Он видел, что и с той и с другой стороны были люди с высоким уровнем мышления, но, несмотря на это, люди убивали друг друга. И он решился на последний эксперимент: собрать субстанции разума погибших с обеих воюющих сторон и заставить их хоть сейчас говорить на языке разума, а не бомб и снарядов.
Капитан Полянски, подполковник Селиванов, майор Пит, генерал Манфред, комиссар Северов, Монах и Ванька. Семь душ погибших людей. Что они скажут друг другу? Такого ещё никто никогда не делал... И это было... Это было безусловным нарушением Закона. Но это было последнее, что мог сделать он здесь. Это было вмешательством, но это было неизбежным финалом всего этого безумного дела. Человеческие души не отягощены бременем бытия, но они всё помнят... и они такие же разные, какими разными были люди.
Сделать это было непросто и чисто технически. И опять же рискованно, потому что канал придется держать в режиме жесткого контроля неизвестно сколько времени. Смогут ли они вообще о чем-либо «поговорить»? Ведь для субстанций разума не существует понятия здесь и сейчас, поэтому, зафиксировав их частоты, придется создавать модели их образов и уже их вбрасывать в какую-то определенную точку, находящуюся вне пространственно-временных потоков.
Артемий на время поисков думал остаться в убежище Монаха — в нем было более менее безопасно. Во время проведения эксперимента Артемий будет полностью уязвим, точнее его физическое тело. Он не сможет отслеживать приближение к нему кого-либо, и Платон тоже не сможет - у него работы будет ещё больше. Охранять его будет некому... И тут ему в голову пришла мысль — что, если прибегнуть к помощи Охотника и воспользоваться его убежищем. Ведь только он может контролировать все пространство вокруг. Артемий знал, что Охотник обязательно согласится помочь ему.

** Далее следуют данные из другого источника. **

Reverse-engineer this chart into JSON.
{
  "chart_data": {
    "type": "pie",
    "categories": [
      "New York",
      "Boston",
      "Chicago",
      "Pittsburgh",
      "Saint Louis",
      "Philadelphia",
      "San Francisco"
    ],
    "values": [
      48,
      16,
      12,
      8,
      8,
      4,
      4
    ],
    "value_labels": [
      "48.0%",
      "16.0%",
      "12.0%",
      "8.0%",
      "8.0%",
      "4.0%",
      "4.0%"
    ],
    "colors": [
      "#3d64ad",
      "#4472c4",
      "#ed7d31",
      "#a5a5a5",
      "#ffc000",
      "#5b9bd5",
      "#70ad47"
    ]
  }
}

Платон перебросил его в нужную точку пространства-времени. Конечно же он понимал, что то, что задумал Артемий — это вмешательство, но... конечно же он не мог не помочь своему другу... Платон при подготовке к этому эксперименту не мог воспользоваться помощью техников и ученых-специалистов. Это было бы аморально с его стороны — вовлекать людей в свою авантюру. Но он косвенным образом все-таки получил кое-какие консультации по поводу предстоящего дела, и эти данные помогли ему подготовиться к эксперименту должным образом. Теперь им с Артемием придется отвечать вместе за содеянное.

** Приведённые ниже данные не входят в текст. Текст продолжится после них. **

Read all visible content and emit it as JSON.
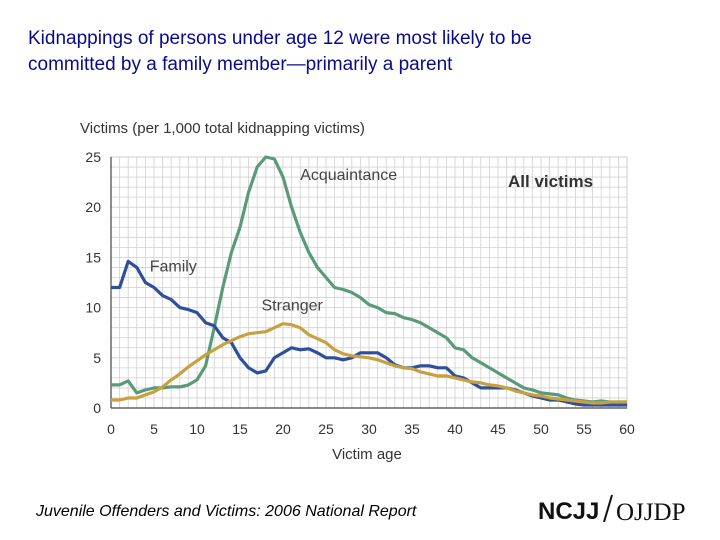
{
  "title_lines": [
    "Kidnappings of persons under age 12 were most likely to be",
    "committed by a family member—primarily a parent"
  ],
  "footer": "Juvenile Offenders and Victims: 2006 National Report",
  "logos": {
    "left": "NCJJ",
    "right": "OJJDP"
  },
  "chart_data": {
    "type": "line",
    "ylabel": "Victims (per 1,000 total kidnapping victims)",
    "xlabel": "Victim age",
    "annotation": "All victims",
    "xlim": [
      0,
      60
    ],
    "ylim": [
      0,
      25
    ],
    "xticks": [
      0,
      5,
      10,
      15,
      20,
      25,
      30,
      35,
      40,
      45,
      50,
      55,
      60
    ],
    "yticks": [
      0,
      5,
      10,
      15,
      20,
      25
    ],
    "x": [
      0,
      1,
      2,
      3,
      4,
      5,
      6,
      7,
      8,
      9,
      10,
      11,
      12,
      13,
      14,
      15,
      16,
      17,
      18,
      19,
      20,
      21,
      22,
      23,
      24,
      25,
      26,
      27,
      28,
      29,
      30,
      31,
      32,
      33,
      34,
      35,
      36,
      37,
      38,
      39,
      40,
      41,
      42,
      43,
      44,
      45,
      46,
      47,
      48,
      49,
      50,
      51,
      52,
      53,
      54,
      55,
      56,
      57,
      58,
      59,
      60
    ],
    "series": [
      {
        "name": "Acquaintance",
        "color": "#5a9a78",
        "values": [
          2.3,
          2.3,
          2.7,
          1.5,
          1.8,
          2.0,
          2.0,
          2.1,
          2.1,
          2.3,
          2.8,
          4.2,
          8.0,
          12.0,
          15.5,
          18.0,
          21.5,
          24.0,
          25.0,
          24.8,
          23.0,
          20.0,
          17.5,
          15.5,
          14.0,
          13.0,
          12.0,
          11.8,
          11.5,
          11.0,
          10.3,
          10.0,
          9.5,
          9.4,
          9.0,
          8.8,
          8.5,
          8.0,
          7.5,
          7.0,
          6.0,
          5.8,
          5.0,
          4.5,
          4.0,
          3.5,
          3.0,
          2.5,
          2.0,
          1.8,
          1.5,
          1.4,
          1.3,
          1.0,
          0.8,
          0.7,
          0.6,
          0.7,
          0.6,
          0.6,
          0.6
        ]
      },
      {
        "name": "Family",
        "color": "#2e4f9a",
        "values": [
          12.0,
          12.0,
          14.6,
          14.0,
          12.5,
          12.0,
          11.2,
          10.8,
          10.0,
          9.8,
          9.5,
          8.5,
          8.2,
          7.0,
          6.5,
          5.0,
          4.0,
          3.5,
          3.7,
          5.0,
          5.5,
          6.0,
          5.8,
          5.9,
          5.5,
          5.0,
          5.0,
          4.8,
          5.0,
          5.5,
          5.5,
          5.5,
          5.0,
          4.3,
          4.0,
          4.0,
          4.2,
          4.2,
          4.0,
          4.0,
          3.2,
          3.0,
          2.5,
          2.0,
          2.0,
          2.0,
          2.0,
          1.8,
          1.5,
          1.2,
          1.0,
          0.8,
          0.8,
          0.6,
          0.4,
          0.3,
          0.3,
          0.3,
          0.3,
          0.3,
          0.3
        ]
      },
      {
        "name": "Stranger",
        "color": "#c8a040",
        "values": [
          0.8,
          0.8,
          1.0,
          1.0,
          1.3,
          1.6,
          2.1,
          2.8,
          3.4,
          4.1,
          4.7,
          5.3,
          5.8,
          6.3,
          6.7,
          7.1,
          7.4,
          7.5,
          7.6,
          8.0,
          8.4,
          8.3,
          8.0,
          7.3,
          6.9,
          6.5,
          5.8,
          5.4,
          5.2,
          5.1,
          5.0,
          4.8,
          4.5,
          4.2,
          4.0,
          3.9,
          3.6,
          3.4,
          3.2,
          3.2,
          3.0,
          2.8,
          2.6,
          2.5,
          2.3,
          2.2,
          2.0,
          1.7,
          1.5,
          1.3,
          1.2,
          1.0,
          0.9,
          0.8,
          0.7,
          0.6,
          0.5,
          0.5,
          0.6,
          0.6,
          0.6
        ]
      }
    ],
    "series_label_positions": {
      "Acquaintance": [
        22,
        22.7
      ],
      "Family": [
        4.5,
        13.6
      ],
      "Stranger": [
        17.5,
        9.7
      ]
    }
  }
}
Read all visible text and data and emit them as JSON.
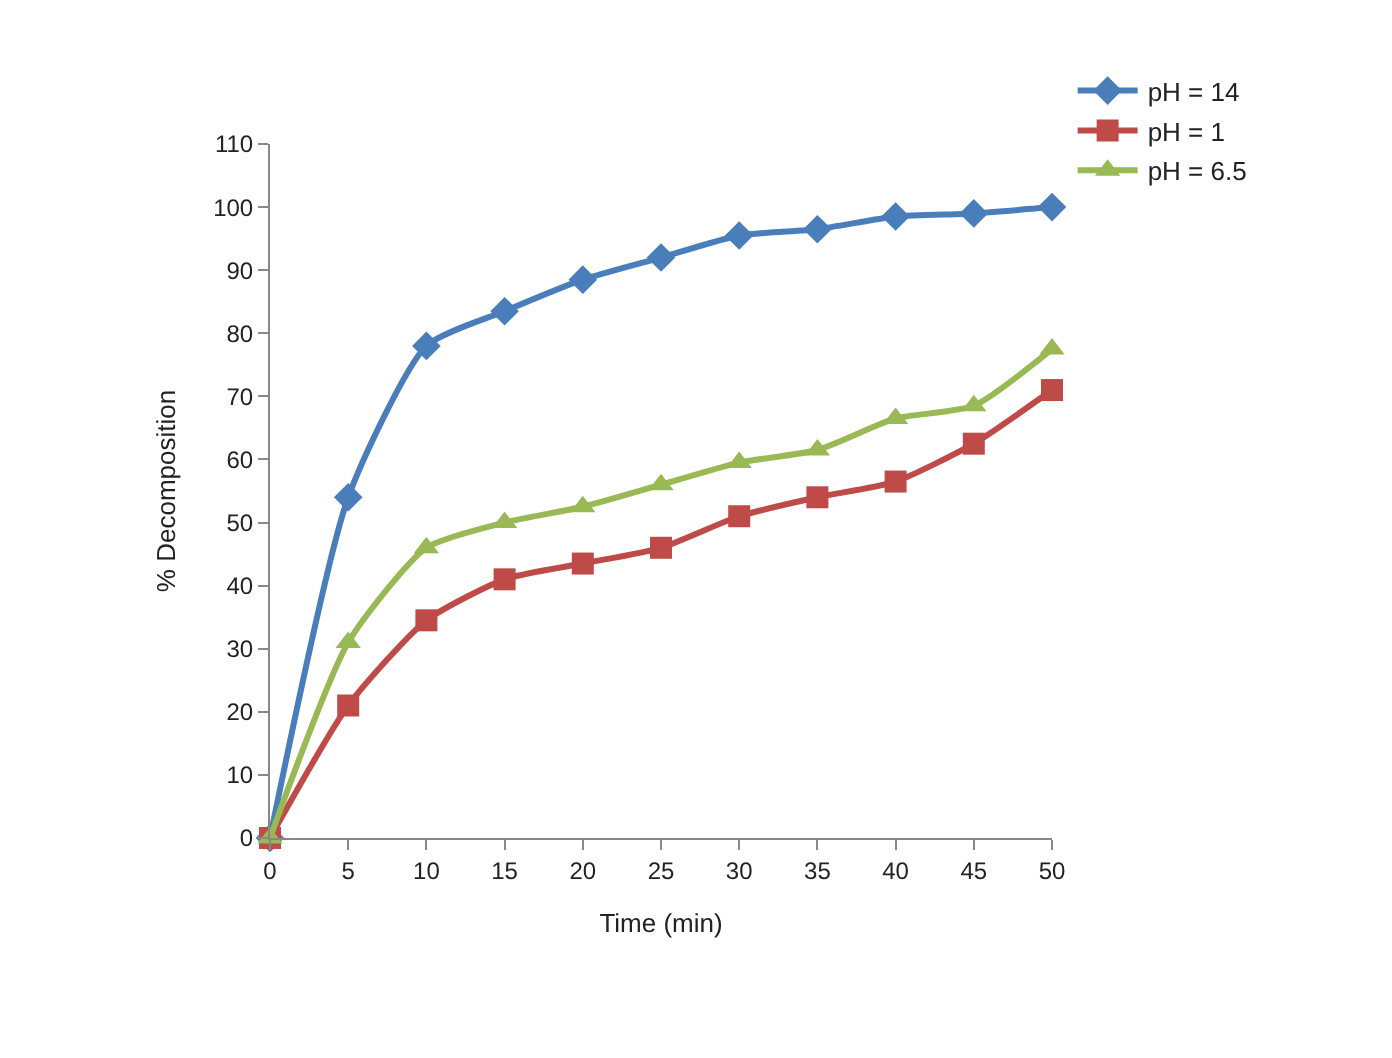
{
  "chart_data": {
    "type": "line",
    "xlabel": "Time (min)",
    "ylabel": "% Decomposition",
    "categories": [
      "0",
      "5",
      "10",
      "15",
      "20",
      "25",
      "30",
      "35",
      "40",
      "45",
      "50"
    ],
    "series": [
      {
        "name": "pH = 14",
        "color": "#4a7ebb",
        "marker": "diamond",
        "values": [
          0,
          54,
          78,
          83.5,
          88.5,
          92,
          95.5,
          96.5,
          98.5,
          99,
          100
        ]
      },
      {
        "name": "pH = 1",
        "color": "#be4b48",
        "marker": "square",
        "values": [
          0,
          21,
          34.5,
          41,
          43.5,
          46,
          51,
          54,
          56.5,
          62.5,
          71
        ]
      },
      {
        "name": "pH = 6.5",
        "color": "#98b954",
        "marker": "triangle",
        "values": [
          0,
          31,
          46,
          50,
          52.5,
          56,
          59.5,
          61.5,
          66.5,
          68.5,
          77.5
        ]
      }
    ],
    "ylim": [
      0,
      110
    ],
    "yticks": [
      0,
      10,
      20,
      30,
      40,
      50,
      60,
      70,
      80,
      90,
      100,
      110
    ],
    "legend": "top right",
    "line_style": "solid"
  }
}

«Ну, давай же, заметь меня...» - Артемий надеялся, что Охотник где-то поблизости и сразу заметит знакомый образ. Так оно и вышло. Тот почувствовал присутствие одного человека минутах в пяти-шести от себя. Человек направлялся к нему.
- Никогда не говори «никогда», незнакомец... - Охотник обратился первым.
- Здравствуй, Охотник. Я хочу попросить тебя о помощи. - Сразу после этих слов Артемий почувствовал, как Охотник прощупывает его мысли. Он не стал сопротивляться. Так было все проще и быстрее.
- Ты понимаешь, что я задумал?
- В общих чертах, да... Я не могу не помочь тебе. Это дело не принесет никакой пользы нашему миру, но в нем есть смысл... В отличие от того, что делаем здесь мы.
- Тогда может отправимся в твой винный погреб?
Охотник опять внимательно посмотрел на Артемия. Тот факт, что ученый так спешил, говорил о крайней необходимости, поэтому Охотник решил не задавать сейчас лишних вопросов, а если и задавать, то по дороге на место.
- Да, он подойдет лучше других убежищ. Сверху его абсолютно не заметно, а по земле я буду смотреть. Пошли.
Охотник шел впереди и временами на несколько секунд останавливался. Эта привычка была у него уже на уровне рефлекса.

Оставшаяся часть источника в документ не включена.